We extend neural radiance fields (NeRFs) to dynamic large-scale urban scenes. Prior work tends to reconstruct single video clips of short durations (up to 10 seconds). Two reasons are that such methods (a) tend to scale linearly with the number of moving objects and input videos because a separate model is built for each and (b) tend to require supervision via 3D bounding boxes and panoptic labels, obtained manually or via category-specific models. As a step towards truly open-world reconstructions of dynamic cities, we introduce two key innovations: (a) we factorize the scene into three separate hash table data structures to efficiently encode static, dynamic, and far-field radiance fields, and (b) we make use of unlabeled target signals consisting of RGB images, sparse LiDAR, off-the-shelf self-supervised 2D descriptors, and most importantly, 2D optical flow. Operationalizing such inputs via photometric, geometric, and feature-metric reconstruction losses enables SUDS to decompose dynamic scenes into the static background, individual objects, and their motions. When combined with our multi-branch table representation, such reconstructions can be scaled to tens of thousands of objects across 1.2 million frames from 1700 videos spanning geospatial footprints of hundreds of kilometers, (to our knowledge) the largest dynamic NeRF built to date. We present qualitative initial results on a variety of tasks enabled by our representations, including novel-view synthesis of dynamic urban scenes, unsupervised 3D instance segmentation, and unsupervised 3D cuboid detection. To compare to prior work, we also evaluate on KITTI and Virtual KITTI 2, surpassing state-of-the-art methods that rely on ground truth 3D bounding box annotations while being 10x quicker to train.

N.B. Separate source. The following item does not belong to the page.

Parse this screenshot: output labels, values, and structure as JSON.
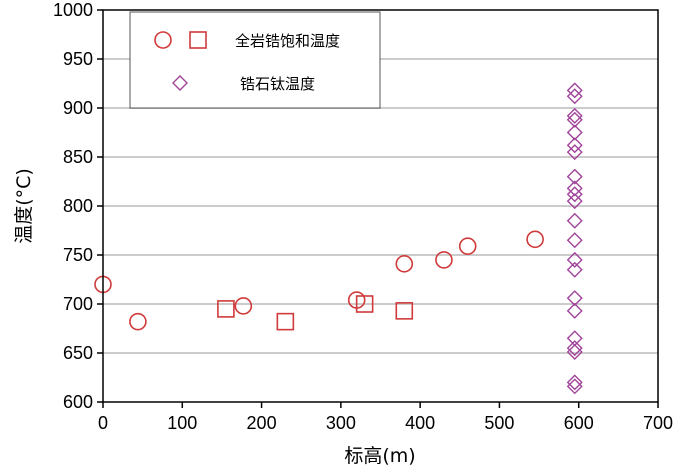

翻译：我们扩展神经辐射场（NeRF），使其能够处理动态的大规模城市场景。先前的工作通常仅重建短时长（最多10秒）的单视频片段。原因有二：(a) 这类方法往往与移动物体和输入视频的数量呈线性扩展关系，因为需要为每个对象和视频构建独立模型；(b) 它们通常需要借助人工标注或特定类别模型获得的3D边界框和全景标签作为监督信号。为实现真正开放世界的动态城市重建，我们提出两项关键创新：(a) 将场景分解为三个独立哈希表数据结构，以高效编码静态、动态和远场辐射场；(b) 利用无标签目标信号，包括RGB图像、稀疏激光雷达、现成的自监督2D描述符，以及最重要的2D光流。通过光度损失、几何损失和特征度量重建损失来操作这些输入，SUDS能够将动态场景分解为静态背景、独立物体及其运动。结合我们的多分支表格表示，该重建方法可扩展至涵盖数百公里地理足迹的1700个视频中的120万帧、数万个物体——据我们所知，这是迄今构建的最大规模动态NeRF。我们展示了表示方法在多项任务上的定性初始结果，包括动态城市场景的新视角合成、无监督3D实例分割和无监督3D长方体检测。为与先前工作对比，我们还在KITTI和Virtual KITTI 2数据集上进行了评估，在训练速度提升10倍的同时，超越了依赖真实3D边界框标注的最先进方法。